Sunday, July 12, 2009

Nick Davies On Truth

Interesting coincidence last week. Was sent a copy of Conversations on Truth by one of the editors, Chris Wilkinson. In it there is an interview with the journalist Peter Wilby in which he talks at some length about the impact of Alistair Campbell as someone who was able for several years to dominate press coverage thanks to his intimate understanding of its structure and practices. Campbell grasped how the Sunday papers set the tone for the coming week, he knew how to browbeat and intimidate journalists, exploit the ambition and the anxieties of the younger ones in particular, and so on.

At the same time I am reading this I am reading Nick Davies's Guardian story about the, how can one put this delicately, the culture of surveillance at the News of the World under its former editor, Andy Coulson. And of course Coulson is so valuable to Cameron because he can be expected to secure a lock on much of the media as Campbell did. Plus Coulson brings the extra background of a doubtless strong relationship with Murdoch. Murdoch likes tabloid hard cases as much as he likes anyone.

So the fate of Coulson has serious implications for the politics of the next few months, perhaps for years to come. Without Coulson it is not clear that Cameron can win. Certainly the sense air of inevitable Tory victory that has been building in the media will dissipate somewhat. And perhaps more than that, perhaps the Liberals and Labour will sense in the travails of the News of the World a chance to secure a non-Conservative government and electoral reform at the next election.

If the News of the World was engaged in systemic illegal activity then Coulson will have to go and Murdoch will be vulnerable in this country for the first time in decades. Maybe Nick Davies has hit the big one. I just wonder if the British public can be persuaded to shake off its passivity at last and see that a chance now exists for a fundamental realignment in British politics. Assuming, of course, that there was systemic illegal activity at a major British newspaper. And that will be something for the courts to decide, in the end.
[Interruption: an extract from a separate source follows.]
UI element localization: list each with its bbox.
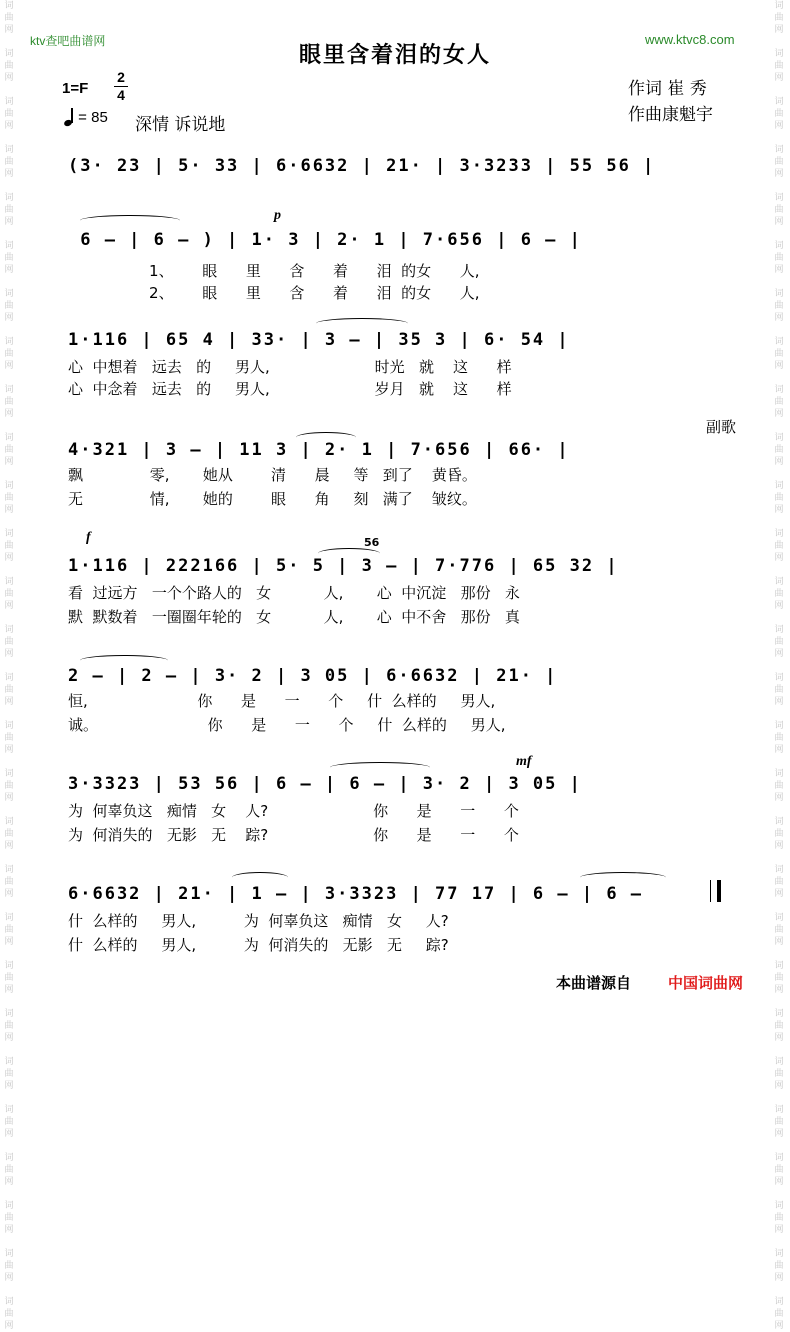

Although the responsibility for Murdoch and the rest is ours in the end.

Friday, July 03, 2009

Where They Are Now, An Occasional Series

David Miles, the housing market expert and member of the Monetary Policy Committee has this week said that his 'hunch' was that 'we have seen most of the aggregate house price falls'.Much of the coverage has referred respectfully to Miles' work as the author of a 2004 report on the mortgage market. Now it would be easy to make fun of the Miles Review by pointing out that it didn't notice that the mortgage market was in the grip of an unsustainable and ultimately ruinous mania while it placidly made its recommendations. In fact I think we should make fun of it for precisely that reason. Given that his remit was consider whether there had been any 'market failure' in the mortgage sector, it is a shame that he didn't spot the imminent collapse of the mortgage market in the summer of 2007.

Still, even if we overlook the failure to spot the danger of a vast bubble in the housing market, it is interesting that the Miles Review recommended that building societies be allowed to raise a higher percentage of their funds from the wholesale markets rather than from depositors' funds. It was over-reliance on wholesale funds that did for the former building society Northern Rock, remember. It also contributed to the problems at the Dunfermline and West Bromwich Building Societies. If the rest of the mutual movement had increased its use of wholesale funds as Miles recommended, who knows, we might not have any building societies left at all.

Anyway, I have a 'hunch' that, with the economy shrinking at a terrifying rate, public finances looking like a bombsite and unemployment rising rapidly, the housing market still has some way to fall.